Das Reponsive klappt ja,das Problem ist wenn ich mir den Shop in einer anderen Auflösung1680 x 1050 anschaue das das Logo Versandkostenfrei über den rechten rand geht und das soll genau so angezeigt werden wie in der Normalen Auflösung 1920 x 1080 und ja genau auch um das welches hinter den Container verschwindet.


----------



## Sempervivum (11. November 2018)

Da gibt es ja einige Probleme mit Überdeckungen, auch bei dem Schnäppchenpiet-Logo und dem SSL-Sichere Verbindung. Und das Free-Shipping-Logo ist, wenn man nicht im Vollbild ist, ganz rechts und nicht sichtbar.
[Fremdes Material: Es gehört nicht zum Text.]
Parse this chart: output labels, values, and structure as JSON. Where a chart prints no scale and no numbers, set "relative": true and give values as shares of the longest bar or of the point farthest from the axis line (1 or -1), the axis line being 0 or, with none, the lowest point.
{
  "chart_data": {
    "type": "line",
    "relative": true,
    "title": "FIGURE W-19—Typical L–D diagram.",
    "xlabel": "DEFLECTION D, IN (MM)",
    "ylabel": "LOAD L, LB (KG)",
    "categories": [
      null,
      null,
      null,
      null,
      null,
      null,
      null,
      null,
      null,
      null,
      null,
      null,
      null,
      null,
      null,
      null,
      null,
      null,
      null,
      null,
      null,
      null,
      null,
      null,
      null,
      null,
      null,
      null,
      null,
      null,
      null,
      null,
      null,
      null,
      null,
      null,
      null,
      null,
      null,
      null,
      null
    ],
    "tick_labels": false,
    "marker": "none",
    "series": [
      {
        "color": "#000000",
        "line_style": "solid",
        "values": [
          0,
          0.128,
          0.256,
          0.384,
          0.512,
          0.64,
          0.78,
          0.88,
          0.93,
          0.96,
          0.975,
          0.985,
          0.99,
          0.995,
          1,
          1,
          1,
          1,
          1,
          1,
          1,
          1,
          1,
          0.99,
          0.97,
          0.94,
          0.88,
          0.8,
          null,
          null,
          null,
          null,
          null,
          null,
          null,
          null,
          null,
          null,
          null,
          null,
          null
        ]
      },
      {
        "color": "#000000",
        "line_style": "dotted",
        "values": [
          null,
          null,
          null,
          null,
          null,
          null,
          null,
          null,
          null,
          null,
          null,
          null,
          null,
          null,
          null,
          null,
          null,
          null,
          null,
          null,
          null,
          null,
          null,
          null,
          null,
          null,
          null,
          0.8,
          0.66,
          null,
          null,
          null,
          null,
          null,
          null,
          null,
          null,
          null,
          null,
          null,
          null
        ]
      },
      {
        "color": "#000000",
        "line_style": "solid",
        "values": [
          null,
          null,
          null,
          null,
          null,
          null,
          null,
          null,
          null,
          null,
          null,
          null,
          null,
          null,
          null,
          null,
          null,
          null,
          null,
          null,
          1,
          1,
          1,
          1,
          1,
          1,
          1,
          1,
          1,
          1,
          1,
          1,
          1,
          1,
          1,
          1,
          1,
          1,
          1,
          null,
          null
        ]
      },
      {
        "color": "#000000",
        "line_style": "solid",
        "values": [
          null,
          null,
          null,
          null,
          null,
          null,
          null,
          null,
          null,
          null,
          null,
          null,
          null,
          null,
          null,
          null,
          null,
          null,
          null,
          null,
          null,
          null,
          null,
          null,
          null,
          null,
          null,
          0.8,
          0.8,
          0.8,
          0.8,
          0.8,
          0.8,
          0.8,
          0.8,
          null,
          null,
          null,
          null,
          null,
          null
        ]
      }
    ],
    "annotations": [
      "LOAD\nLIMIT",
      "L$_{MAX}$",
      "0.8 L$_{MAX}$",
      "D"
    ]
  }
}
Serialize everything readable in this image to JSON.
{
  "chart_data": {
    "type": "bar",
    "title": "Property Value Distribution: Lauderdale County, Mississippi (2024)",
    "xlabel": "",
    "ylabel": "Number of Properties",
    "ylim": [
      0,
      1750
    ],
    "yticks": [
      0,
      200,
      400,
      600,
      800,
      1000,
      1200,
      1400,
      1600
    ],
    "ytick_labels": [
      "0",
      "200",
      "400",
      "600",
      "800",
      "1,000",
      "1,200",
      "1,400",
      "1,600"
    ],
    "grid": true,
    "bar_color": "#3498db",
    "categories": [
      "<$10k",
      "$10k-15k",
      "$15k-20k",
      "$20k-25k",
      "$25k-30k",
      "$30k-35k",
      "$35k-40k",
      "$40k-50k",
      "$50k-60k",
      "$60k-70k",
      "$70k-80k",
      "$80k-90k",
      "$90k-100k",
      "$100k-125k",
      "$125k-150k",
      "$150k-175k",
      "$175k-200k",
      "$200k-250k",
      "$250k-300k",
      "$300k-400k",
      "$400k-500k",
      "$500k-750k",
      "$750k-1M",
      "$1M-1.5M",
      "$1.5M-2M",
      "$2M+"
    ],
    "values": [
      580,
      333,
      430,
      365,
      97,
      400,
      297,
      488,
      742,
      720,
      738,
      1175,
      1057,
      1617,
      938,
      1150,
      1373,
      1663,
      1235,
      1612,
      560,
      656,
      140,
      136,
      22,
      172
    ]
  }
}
Ich würde daran denken, diese in eine eigene Zeile und im normalen Fluss zu platzieren.


----------



## basti1012 (11. November 2018)

komisch.  bei mir ist das logo mal wieder immer zusehen  und alles oben links in der ecke gequetscht.  Mein Laptop Monitor is sowieso zu klein für solche auflösungen  da  hatte ich eh schon immer probleme. Ich weiss auch nicht so genau warum du da ein margin über 1600 Pixel drinne hast. Ich würde den oberen Bereich vieleicht mal ganz anders machen mit ein container wo die ganzen logos und die versands bilder drinne sind


----------



## Shorty1968 (11. November 2018)

Ich habe sie ja schon in einem DIV Container.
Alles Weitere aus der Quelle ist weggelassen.